Page last updated at 13:53 GMT, Friday, 23 September 2005 14:53 UK

Q&A: Money purchase pensions

A share trader
Pension performance is linked to share price moves

As part of its understanding pensions series, the BBC News website provides an introduction to money purchase schemes.

What are these schemes?

Under a money purchase pension scheme employees pay money into a retirement fund which is invested, for example, in the stock market.

When the employee retires, the retirement fund is used to buy an annuity - a financial product which provides an income for the rest of that person's life.

The size of the pension therefore depends on how well the retirement fund performs, and also on what annuity rates are available on retirement.

Unlike final salary pension schemes, there is no guarantee offered by the employer that a pension fund will pay out a set amount on retirement.

The investment performance risk of the pension is borne by the employee, not the employer.

What's wrong with this?

This is fine if retirement coincides with a rising market.
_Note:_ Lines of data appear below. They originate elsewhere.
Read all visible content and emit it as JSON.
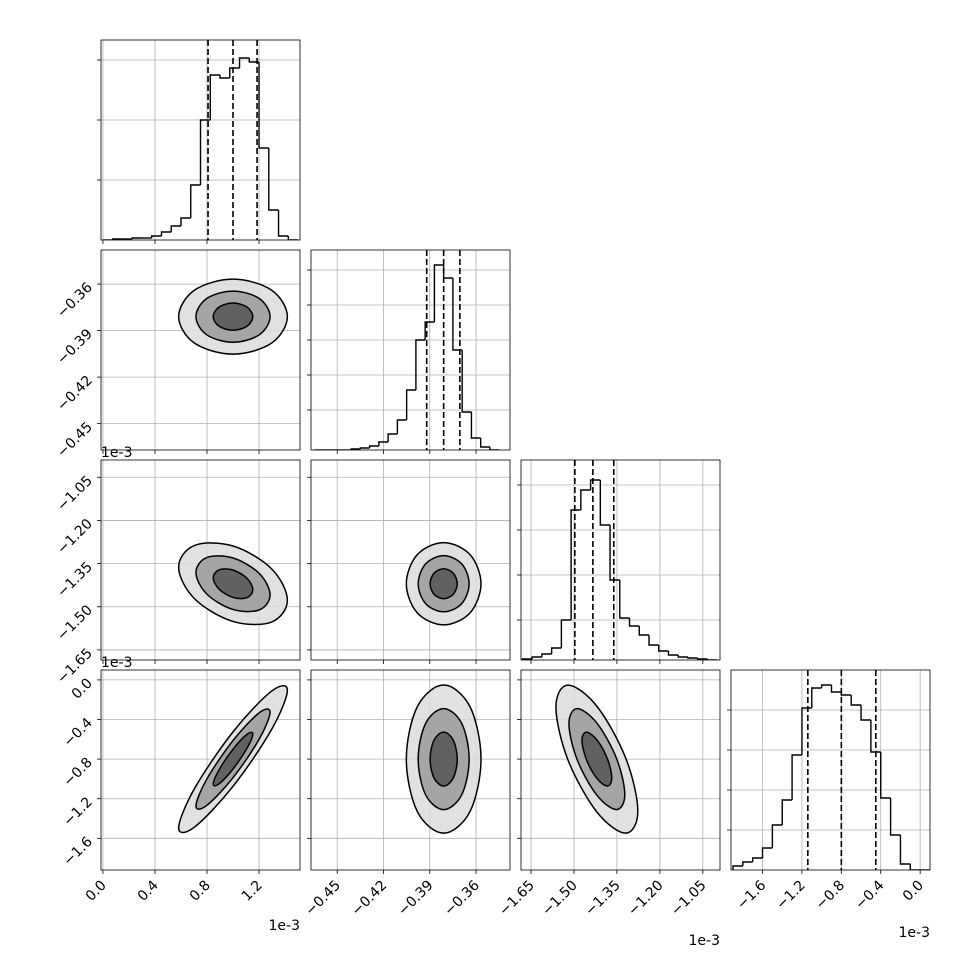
{
  "chart_data": {
    "type": "corner",
    "grid": true,
    "line_color": "#000000",
    "contour_colors": [
      "#dcdcdc",
      "#9a9a9a",
      "#555555"
    ],
    "params": [
      {
        "xlim": [
          -0.015,
          1.515
        ],
        "xticks": [
          {
            "value": 0,
            "label": "0.0"
          },
          0.4,
          0.8,
          1.2
        ],
        "offset": "1e-3",
        "quantiles": [
          0.808,
          1.0,
          1.185
        ],
        "hist": {
          "bins": [
            0,
            0.075,
            0.15,
            0.225,
            0.3,
            0.375,
            0.45,
            0.525,
            0.6,
            0.675,
            0.75,
            0.825,
            0.9,
            0.975,
            1.05,
            1.125,
            1.2,
            1.275,
            1.35,
            1.425,
            1.5
          ],
          "counts": [
            0,
            1,
            1,
            2,
            2,
            4,
            8,
            14,
            22,
            55,
            120,
            165,
            162,
            172,
            182,
            178,
            92,
            30,
            4,
            0
          ],
          "ylim": [
            0,
            200
          ],
          "yticks": [
            60,
            120,
            180
          ]
        }
      },
      {
        "xlim": [
          -0.467,
          -0.338
        ],
        "xticks": [
          {
            "value": -0.45,
            "label": "−0.45"
          },
          {
            "value": -0.42,
            "label": "−0.42"
          },
          {
            "value": -0.39,
            "label": "−0.39"
          },
          {
            "value": -0.36,
            "label": "−0.36"
          }
        ],
        "quantiles": [
          -0.392,
          -0.381,
          -0.3705
        ],
        "hist": {
          "bins": [
            -0.465,
            -0.459,
            -0.453,
            -0.447,
            -0.441,
            -0.435,
            -0.429,
            -0.423,
            -0.417,
            -0.411,
            -0.405,
            -0.399,
            -0.393,
            -0.387,
            -0.381,
            -0.375,
            -0.369,
            -0.363,
            -0.357,
            -0.351,
            -0.345
          ],
          "counts": [
            0,
            0,
            0,
            0,
            1,
            2,
            4,
            8,
            16,
            30,
            60,
            110,
            128,
            185,
            172,
            100,
            38,
            12,
            3,
            0
          ],
          "ylim": [
            0,
            200
          ],
          "yticks": [
            40,
            75,
            110,
            145,
            180
          ]
        }
      },
      {
        "xlim": [
          -1.685,
          -0.99
        ],
        "xticks": [
          {
            "value": -1.65,
            "label": "−1.65"
          },
          {
            "value": -1.5,
            "label": "−1.50"
          },
          {
            "value": -1.35,
            "label": "−1.35"
          },
          {
            "value": -1.2,
            "label": "−1.20"
          },
          {
            "value": -1.05,
            "label": "−1.05"
          }
        ],
        "offset": "1e-3",
        "quantiles": [
          -1.497,
          -1.434,
          -1.361
        ],
        "hist": {
          "bins": [
            -1.68,
            -1.646,
            -1.612,
            -1.578,
            -1.544,
            -1.51,
            -1.476,
            -1.442,
            -1.408,
            -1.374,
            -1.34,
            -1.306,
            -1.272,
            -1.238,
            -1.204,
            -1.17,
            -1.136,
            -1.102,
            -1.068,
            -1.034,
            -1.0
          ],
          "counts": [
            1,
            3,
            6,
            12,
            40,
            150,
            170,
            180,
            135,
            80,
            42,
            34,
            25,
            15,
            9,
            5,
            3,
            2,
            1,
            0
          ],
          "ylim": [
            0,
            200
          ],
          "yticks": [
            40,
            85,
            130,
            175
          ]
        }
      },
      {
        "xlim": [
          -1.92,
          0.1
        ],
        "xticks": [
          {
            "value": -1.6,
            "label": "−1.6"
          },
          {
            "value": -1.2,
            "label": "−1.2"
          },
          {
            "value": -0.8,
            "label": "−0.8"
          },
          {
            "value": -0.4,
            "label": "−0.4"
          },
          {
            "value": 0,
            "label": "0.0"
          }
        ],
        "offset": "1e-3",
        "quantiles": [
          -1.14,
          -0.8,
          -0.45
        ],
        "hist": {
          "bins": [
            -1.9,
            -1.8,
            -1.7,
            -1.6,
            -1.5,
            -1.4,
            -1.3,
            -1.2,
            -1.1,
            -1.0,
            -0.9,
            -0.8,
            -0.7,
            -0.6,
            -0.5,
            -0.4,
            -0.3,
            -0.2,
            -0.1,
            0.0,
            0.1
          ],
          "counts": [
            4,
            8,
            12,
            22,
            45,
            70,
            115,
            162,
            182,
            185,
            178,
            175,
            165,
            150,
            118,
            72,
            35,
            6,
            0,
            0
          ],
          "ylim": [
            0,
            200
          ],
          "yticks": [
            40,
            80,
            120,
            160
          ]
        }
      }
    ],
    "pairs": [
      [
        {
          "contours": [
            {
              "x": [
                1.418,
                1.296,
                1.0,
                0.704,
                0.582,
                0.704,
                1.0,
                1.296
              ],
              "y": [
                -0.381,
                -0.3639,
                -0.3568,
                -0.3639,
                -0.381,
                -0.3981,
                -0.4052,
                -0.3981
              ]
            },
            {
              "x": [
                1.285,
                1.202,
                1.0,
                0.798,
                0.715,
                0.798,
                1.0,
                1.202
              ],
              "y": [
                -0.381,
                -0.3693,
                -0.3645,
                -0.3693,
                -0.381,
                -0.3927,
                -0.3975,
                -0.3927
              ]
            },
            {
              "x": [
                1.152,
                1.107,
                1.0,
                0.893,
                0.848,
                0.893,
                1.0,
                1.107
              ],
              "y": [
                -0.381,
                -0.3748,
                -0.3722,
                -0.3748,
                -0.381,
                -0.3872,
                -0.3898,
                -0.3872
              ]
            }
          ]
        }
      ],
      [
        {
          "contours": [
            {
              "x": [
                1.418,
                1.296,
                1.0,
                0.704,
                0.582,
                0.704,
                1.0,
                1.296
              ],
              "y": [
                -1.4772,
                -1.3678,
                -1.2889,
                -1.2869,
                -1.3628,
                -1.4722,
                -1.5511,
                -1.5531
              ]
            },
            {
              "x": [
                1.285,
                1.202,
                1.0,
                0.798,
                0.715,
                0.798,
                1.0,
                1.202
              ],
              "y": [
                -1.459,
                -1.3844,
                -1.3306,
                -1.3292,
                -1.381,
                -1.4556,
                -1.5094,
                -1.5108
              ]
            },
            {
              "x": [
                1.152,
                1.107,
                1.0,
                0.893,
                0.848,
                0.893,
                1.0,
                1.107
              ],
              "y": [
                -1.4408,
                -1.401,
                -1.3723,
                -1.3716,
                -1.3992,
                -1.439,
                -1.4677,
                -1.4684
              ]
            }
          ]
        },
        {
          "contours": [
            {
              "x": [
                -0.3568,
                -0.3639,
                -0.381,
                -0.3981,
                -0.4052,
                -0.3981,
                -0.381,
                -0.3639
              ],
              "y": [
                -1.42,
                -1.3189,
                -1.277,
                -1.3189,
                -1.42,
                -1.5211,
                -1.563,
                -1.5211
              ]
            },
            {
              "x": [
                -0.3645,
                -0.3693,
                -0.381,
                -0.3927,
                -0.3975,
                -0.3927,
                -0.381,
                -0.3693
              ],
              "y": [
                -1.42,
                -1.3511,
                -1.3225,
                -1.3511,
                -1.42,
                -1.4889,
                -1.5175,
                -1.4889
              ]
            },
            {
              "x": [
                -0.3722,
                -0.3748,
                -0.381,
                -0.3872,
                -0.3898,
                -0.3872,
                -0.381,
                -0.3748
              ],
              "y": [
                -1.42,
                -1.3832,
                -1.368,
                -1.3832,
                -1.42,
                -1.4568,
                -1.472,
                -1.4568
              ]
            }
          ]
        }
      ],
      [
        {
          "contours": [
            {
              "x": [
                1.418,
                1.296,
                1.0,
                0.704,
                0.582,
                0.704,
                1.0,
                1.296
              ],
              "y": [
                -0.1044,
                -0.1138,
                -0.525,
                -1.0974,
                -1.4956,
                -1.4862,
                -1.075,
                -0.5026
              ]
            },
            {
              "x": [
                1.285,
                1.202,
                1.0,
                0.798,
                0.715,
                0.798,
                1.0,
                1.202
              ],
              "y": [
                -0.3257,
                -0.3321,
                -0.6125,
                -1.0028,
                -1.2743,
                -1.2679,
                -0.9875,
                -0.5972
              ]
            },
            {
              "x": [
                1.152,
                1.107,
                1.0,
                0.893,
                0.848,
                0.893,
                1.0,
                1.107
              ],
              "y": [
                -0.547,
                -0.5505,
                -0.7,
                -0.9081,
                -1.053,
                -1.0495,
                -0.9,
                -0.6919
              ]
            }
          ]
        },
        {
          "contours": [
            {
              "x": [
                -0.3568,
                -0.3639,
                -0.381,
                -0.3981,
                -0.4052,
                -0.3981,
                -0.381,
                -0.3639
              ],
              "y": [
                -0.8,
                -0.2712,
                -0.052,
                -0.2712,
                -0.8,
                -1.3288,
                -1.548,
                -1.3288
              ]
            },
            {
              "x": [
                -0.3645,
                -0.3693,
                -0.381,
                -0.3927,
                -0.3975,
                -0.3927,
                -0.381,
                -0.3693
              ],
              "y": [
                -0.8,
                -0.4394,
                -0.29,
                -0.4394,
                -0.8,
                -1.1606,
                -1.31,
                -1.1606
              ]
            },
            {
              "x": [
                -0.3722,
                -0.3748,
                -0.381,
                -0.3872,
                -0.3898,
                -0.3872,
                -0.381,
                -0.3748
              ],
              "y": [
                -0.8,
                -0.6077,
                -0.528,
                -0.6077,
                -0.8,
                -0.9923,
                -1.072,
                -0.9923
              ]
            }
          ]
        },
        {
          "contours": [
            {
              "x": [
                -1.277,
                -1.3189,
                -1.42,
                -1.5211,
                -1.563,
                -1.5211,
                -1.42,
                -1.3189
              ],
              "y": [
                -1.3236,
                -0.7926,
                -0.266,
                -0.0522,
                -0.2764,
                -0.8074,
                -1.334,
                -1.5478
              ]
            },
            {
              "x": [
                -1.3225,
                -1.3511,
                -1.42,
                -1.4889,
                -1.5175,
                -1.4889,
                -1.42,
                -1.3511
              ],
              "y": [
                -1.157,
                -0.795,
                -0.4359,
                -0.2902,
                -0.443,
                -0.805,
                -1.1641,
                -1.3098
              ]
            },
            {
              "x": [
                -1.368,
                -1.3832,
                -1.42,
                -1.4568,
                -1.472,
                -1.4568,
                -1.42,
                -1.3832
              ],
              "y": [
                -0.9904,
                -0.7973,
                -0.6058,
                -0.5281,
                -0.6096,
                -0.8027,
                -0.9942,
                -1.0719
              ]
            }
          ]
        }
      ]
    ]
  }
}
However, the stock market has been falling in recent years - and many workers are facing a poorer retirement than expected.

Stakeholder plans, introduced by the government in April 2001, are a form of money purchase scheme.

What about "defined contribution" schemes?

Money purchase schemes are also known as "defined contribution" plans, for short.

One big issue with these schemes is that employers often contribute less than they would under final salary plans.

According to the National Association of Pension Funds (NAPF), employers contribute on average 11% of salary into final salary schemes, compared to only 6% into money purchase.

This means employees will have to save more of their own income into a pension fund to achieve a decent retirement income.